As I ended last time, I had been invited to speak at a hearing of the U.S. banking committee along with others in the hobby, to talk about the loss of interest in the U.S. Mint’s modern commemorative programs. Congressman Jimmy Hayes, a collector and friend to me, had come to the committee specifically to introduce me to his colleagues. I thanked Jimmy for the introduction and started to relate my experiences with the current Mint products. Since all the issues from 1982 to 1995 were offered initially by the Mint with high profits above any face value or precious metal value, once sold to the public a very weak secondary market developed. This went contrary to the Mint’s promotions that called them "An Investment in the Future." I then told the story (previously related here) of a lovely grandmother who came into our shop to sell these items she had bought as an investment for her grandchildren and her disappointment at how their value had dropped. I told many clients about this, and all said they experienced the same when offering their new issues for sale.
Congressman Castle stopped me and posed the following question: "What would you suggest, Mr. Stack, to remedy this situation?"
I carefully responded by telling of how when I was younger I could find a coin or two in change or on the street that was interesting to me as a collector – something different. Like many other youngsters, I assembled a small group, traded duplicates with my friends or family members and in that way built a small collection that cost me just face value. From rolls and handfuls of nickels and pennies I was able to fill out my holdings, and it was fun for very little cost. This was similar to how others started in the hobby.
Congressman Castle stopped me again: "What would you do to get people to again collect?"
I responded: "I think the Mint should issue a series of coins that would be found in daily change but would be different from each other. This would get people to look at their coins, recognize when there is an item that looks different or interesting, set it aside and start to build an initial collection, all at face value!"
I thought of an idea that might do the trick. I thought the Mint could start a new series of quarters that would be commemoratives in that they would feature an event in history. But, they would also be circulating coins that would be used in commerce. These quarters would honor the formation the confederation of states that became the United States and could start with the first state to join the Union.

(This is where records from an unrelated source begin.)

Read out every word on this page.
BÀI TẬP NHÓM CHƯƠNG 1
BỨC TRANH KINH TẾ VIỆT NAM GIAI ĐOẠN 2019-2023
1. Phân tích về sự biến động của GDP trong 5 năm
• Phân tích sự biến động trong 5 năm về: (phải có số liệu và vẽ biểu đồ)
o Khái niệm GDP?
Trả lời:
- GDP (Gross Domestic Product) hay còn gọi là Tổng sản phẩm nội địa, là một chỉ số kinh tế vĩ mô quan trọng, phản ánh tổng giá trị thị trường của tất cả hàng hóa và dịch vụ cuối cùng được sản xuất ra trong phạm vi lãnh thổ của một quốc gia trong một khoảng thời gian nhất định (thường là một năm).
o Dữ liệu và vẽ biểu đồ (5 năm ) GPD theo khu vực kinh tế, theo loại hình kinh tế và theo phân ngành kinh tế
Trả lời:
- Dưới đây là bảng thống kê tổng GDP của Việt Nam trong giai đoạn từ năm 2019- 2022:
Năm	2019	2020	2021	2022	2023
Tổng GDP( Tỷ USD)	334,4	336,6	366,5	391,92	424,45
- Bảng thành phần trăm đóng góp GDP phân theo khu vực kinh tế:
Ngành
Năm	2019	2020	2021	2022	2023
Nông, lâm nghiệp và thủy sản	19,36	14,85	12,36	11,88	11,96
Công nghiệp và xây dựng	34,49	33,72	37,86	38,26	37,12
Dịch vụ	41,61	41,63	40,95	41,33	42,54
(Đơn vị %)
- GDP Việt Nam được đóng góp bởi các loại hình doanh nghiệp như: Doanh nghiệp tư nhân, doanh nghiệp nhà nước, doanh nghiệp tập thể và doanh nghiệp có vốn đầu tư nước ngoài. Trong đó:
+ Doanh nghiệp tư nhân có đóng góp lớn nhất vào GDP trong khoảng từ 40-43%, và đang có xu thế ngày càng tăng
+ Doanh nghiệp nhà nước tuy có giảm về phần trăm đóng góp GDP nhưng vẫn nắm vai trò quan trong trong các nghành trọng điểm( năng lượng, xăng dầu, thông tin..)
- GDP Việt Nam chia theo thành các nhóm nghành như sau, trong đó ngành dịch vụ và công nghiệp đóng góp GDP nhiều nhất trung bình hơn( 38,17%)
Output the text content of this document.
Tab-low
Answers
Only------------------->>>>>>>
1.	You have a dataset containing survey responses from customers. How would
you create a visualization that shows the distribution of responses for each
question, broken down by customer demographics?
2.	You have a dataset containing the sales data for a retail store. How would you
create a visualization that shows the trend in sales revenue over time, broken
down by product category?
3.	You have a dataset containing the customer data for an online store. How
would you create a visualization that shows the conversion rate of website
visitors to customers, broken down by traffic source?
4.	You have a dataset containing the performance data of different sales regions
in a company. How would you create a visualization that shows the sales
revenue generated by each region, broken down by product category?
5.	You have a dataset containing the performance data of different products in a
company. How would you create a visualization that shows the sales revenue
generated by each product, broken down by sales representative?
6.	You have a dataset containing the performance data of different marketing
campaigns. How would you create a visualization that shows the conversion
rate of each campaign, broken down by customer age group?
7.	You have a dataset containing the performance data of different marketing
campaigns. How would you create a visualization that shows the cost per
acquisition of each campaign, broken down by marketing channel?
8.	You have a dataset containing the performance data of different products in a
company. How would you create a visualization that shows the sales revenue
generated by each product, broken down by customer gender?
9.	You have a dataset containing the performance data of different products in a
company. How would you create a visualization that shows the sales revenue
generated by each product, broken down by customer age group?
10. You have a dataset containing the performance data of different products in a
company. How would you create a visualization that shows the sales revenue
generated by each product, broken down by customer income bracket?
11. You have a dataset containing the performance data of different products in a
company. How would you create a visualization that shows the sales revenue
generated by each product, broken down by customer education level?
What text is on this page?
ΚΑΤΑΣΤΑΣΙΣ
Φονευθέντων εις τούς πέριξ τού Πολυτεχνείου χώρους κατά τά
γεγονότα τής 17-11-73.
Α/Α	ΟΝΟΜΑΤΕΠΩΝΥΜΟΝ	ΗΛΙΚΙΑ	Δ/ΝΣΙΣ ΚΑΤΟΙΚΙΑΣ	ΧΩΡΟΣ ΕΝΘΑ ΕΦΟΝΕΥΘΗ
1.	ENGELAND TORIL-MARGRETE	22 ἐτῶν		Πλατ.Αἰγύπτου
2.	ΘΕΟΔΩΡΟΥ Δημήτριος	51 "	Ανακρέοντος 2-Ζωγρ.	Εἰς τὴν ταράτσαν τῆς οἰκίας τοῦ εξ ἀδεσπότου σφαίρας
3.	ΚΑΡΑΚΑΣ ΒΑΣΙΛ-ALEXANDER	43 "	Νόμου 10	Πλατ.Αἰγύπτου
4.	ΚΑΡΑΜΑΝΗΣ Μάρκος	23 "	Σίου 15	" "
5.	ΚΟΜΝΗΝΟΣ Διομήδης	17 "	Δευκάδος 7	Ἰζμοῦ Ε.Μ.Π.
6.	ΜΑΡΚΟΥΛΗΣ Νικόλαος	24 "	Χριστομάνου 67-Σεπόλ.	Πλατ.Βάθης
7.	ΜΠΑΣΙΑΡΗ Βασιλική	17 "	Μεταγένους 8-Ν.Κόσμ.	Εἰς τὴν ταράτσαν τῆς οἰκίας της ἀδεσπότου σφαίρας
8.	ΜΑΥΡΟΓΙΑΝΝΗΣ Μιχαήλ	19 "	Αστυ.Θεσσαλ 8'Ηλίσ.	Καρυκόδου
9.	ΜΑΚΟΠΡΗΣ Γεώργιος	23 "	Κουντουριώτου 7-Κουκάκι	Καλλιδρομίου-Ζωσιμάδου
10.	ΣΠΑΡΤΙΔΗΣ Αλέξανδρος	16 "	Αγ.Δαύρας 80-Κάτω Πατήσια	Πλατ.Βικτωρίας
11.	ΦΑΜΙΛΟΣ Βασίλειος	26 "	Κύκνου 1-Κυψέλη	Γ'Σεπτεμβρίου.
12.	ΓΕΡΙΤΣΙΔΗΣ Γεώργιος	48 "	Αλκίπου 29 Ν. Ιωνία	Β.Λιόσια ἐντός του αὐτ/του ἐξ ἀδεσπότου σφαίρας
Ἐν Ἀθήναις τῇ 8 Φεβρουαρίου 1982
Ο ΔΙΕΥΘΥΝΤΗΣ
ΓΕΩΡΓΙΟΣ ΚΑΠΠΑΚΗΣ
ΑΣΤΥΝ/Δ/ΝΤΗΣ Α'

The other states could follow, in the order they joined.
Congressman Castle again spoke: "Mr. Stack, do you know that Delaware, the state I represent today, was the first state to sign up?"
I replied. "Sir, if I didn’t know before I surely know now!" I suggested that perhaps five different quarters could be issued each year, with one side featuring a historical event or site representing the state or an important landmark or product from that state. These could be issued in large amounts to be used as everyday change and be collectable at face value. I continued: "Sir, this series of 50 new designs could be known as the Statehood Commemorative Issue Quarters." This idea appealed to the committee and Congressman Castle said that they would look into it further. That was how the Statehood Quarter program got started.
After I spoke and received warm compliments from the other Congressmen present, Director of the Mint Philip Diehl spoke, agreeing with the ideas I set forth. However, as it was a government body, he exhibited his political training, saying that he would look into the program, and report back to the committee for further authorization. The meeting was then closed, and most left with warm smiles on their faces. It was an important day for me, and I felt like I had been able to do something to help the hobby.